Create a new script in the Frame prim, and copy in the following code:

    float btn_Cols = 8.0;
    float btn_Rows = 8.0;
    integer btn_Id(vector pos)
    {
        integer button = (btn_Row(pos) * (integer)btn_Cols) + btn_Col(pos);
        return button;
    }
    integer btn_Row(vector pos)
    {
        // Flip the y-axis, so that it runs from top to bottom.
        float y = 1.0 - pos.y;
        integer row = (llFloor((y * 10) * btn_Rows) / 10);
        return row;
    }
    integer btn_Col(vector pos)
    {
        integer col = (llFloor((pos.x * 10) * btn_Cols) / 10);
        return col;
    }
    default
    {
        touch_end(integer count)
        {
            vector mousePos = llDetectedTouchST(0);
            integer id = btn_Id(mousePos);
            llOwnerSay("Button " + (string)id + " pressed");
        }
    }

Now try clicking on the grid. As you do so, it should display (in local chat) the number of the cell that you clicked. The top-left cell should be 0, and the bottom-right cell should be 63. You might need to rotate the prim if this is not the case, although as long as you know which cell is where, you don’t necessarily need to do that. It’s just more convenient.

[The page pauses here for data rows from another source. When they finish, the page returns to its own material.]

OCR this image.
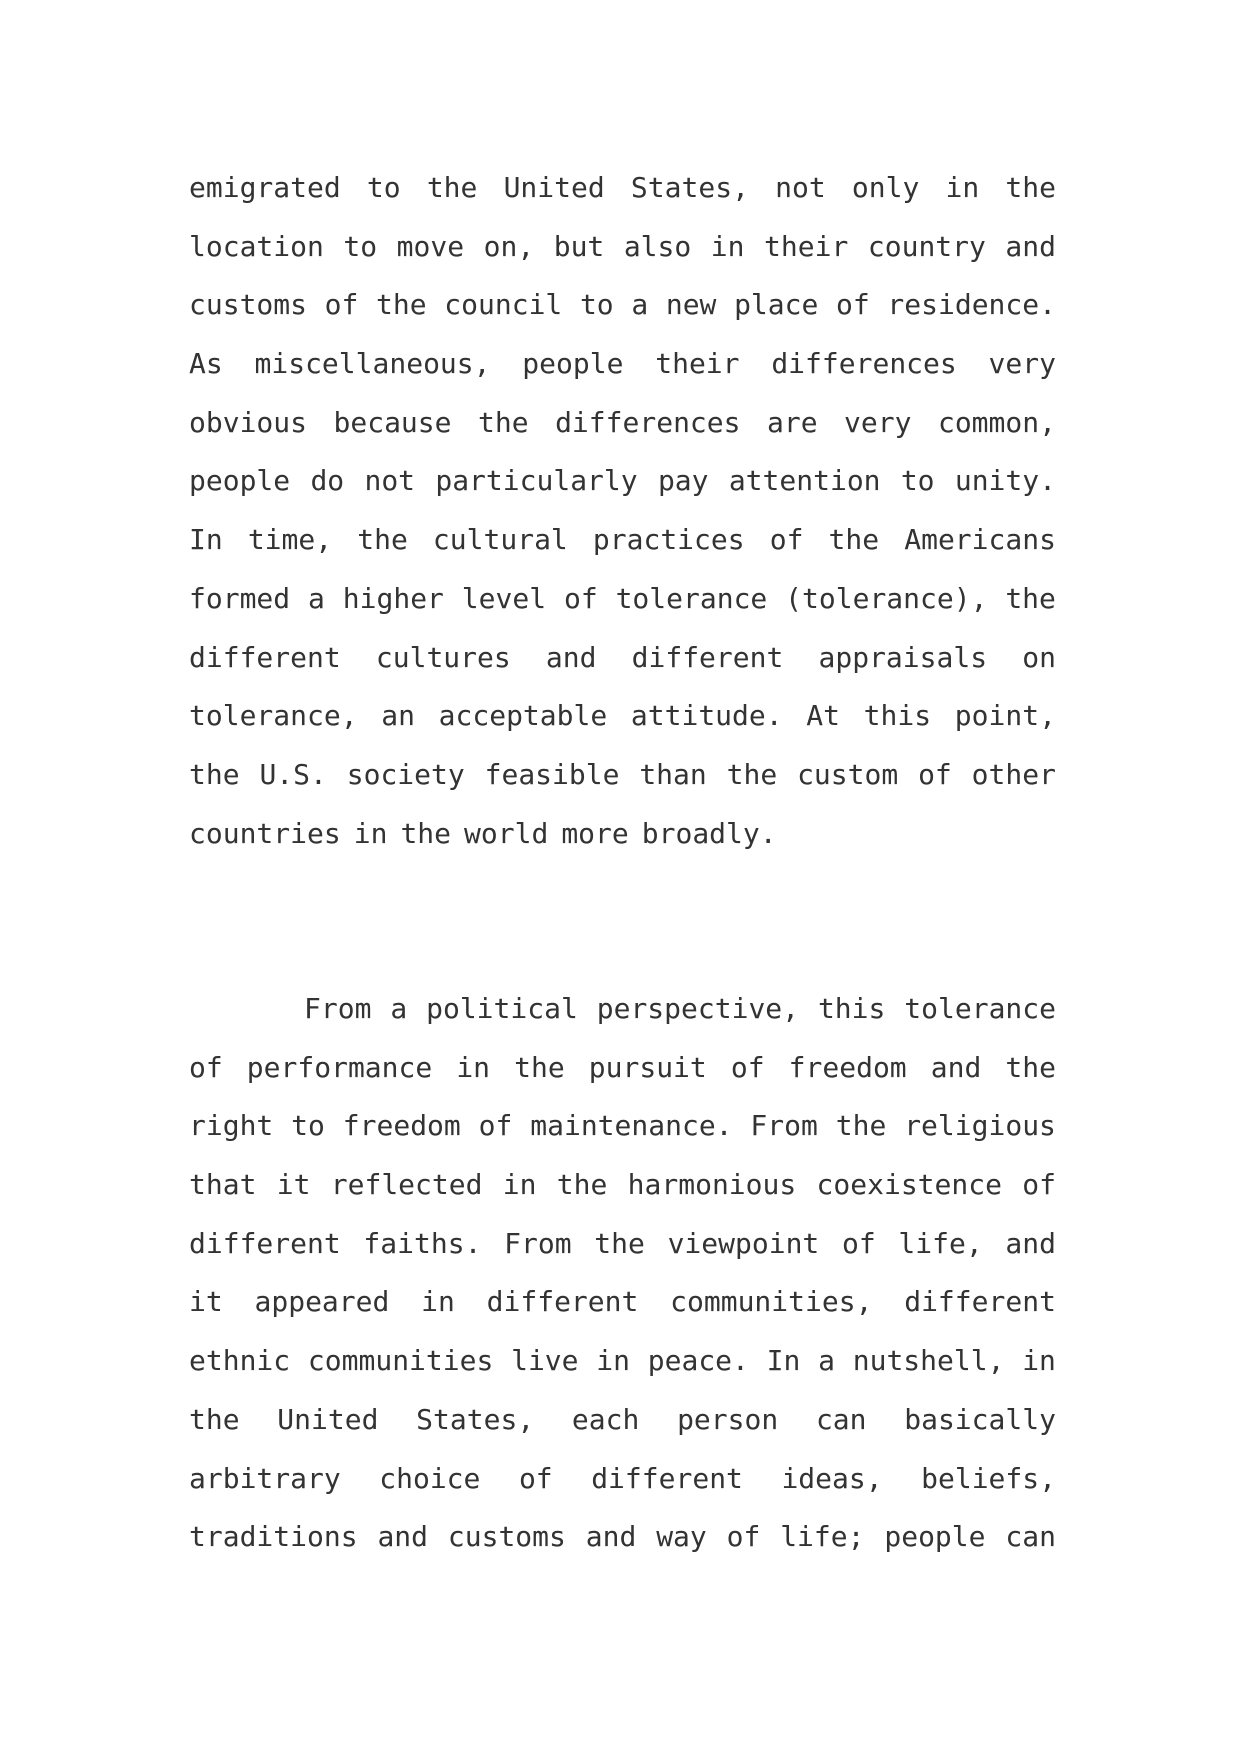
emigrated to the United States, not only in the
location to move on, but also in their country and
customs of the council to a new place of residence.
As miscellaneous, people their differences very
obvious because the differences are very common,
people do not particularly pay attention to unity.
In time, the cultural practices of the Americans
formed a higher level of tolerance (tolerance), the
different cultures and different appraisals on
tolerance, an acceptable attitude. At this point,
the U.S. society feasible than the custom of other
countries in the world more broadly.
From a political perspective, this tolerance
of performance in the pursuit of freedom and the
right to freedom of maintenance. From the religious
that it reflected in the harmonious coexistence of
different faiths. From the viewpoint of life, and
it appeared in different communities, different
ethnic communities live in peace. In a nutshell, in
the United States, each person can basically
arbitrary choice of different ideas, beliefs,
traditions and customs and way of life; people can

Aside: Why am I using touch_end() instead of touch_start()? This is because if you use touch_start() to trigger a state change, the touch_end gets ‘lost’ (it’s expecting the wrong script state), which can cause problems, and result in touches not being detected. Using touch_end() is safer. If you know that you are not going to change state, you can use touch_start().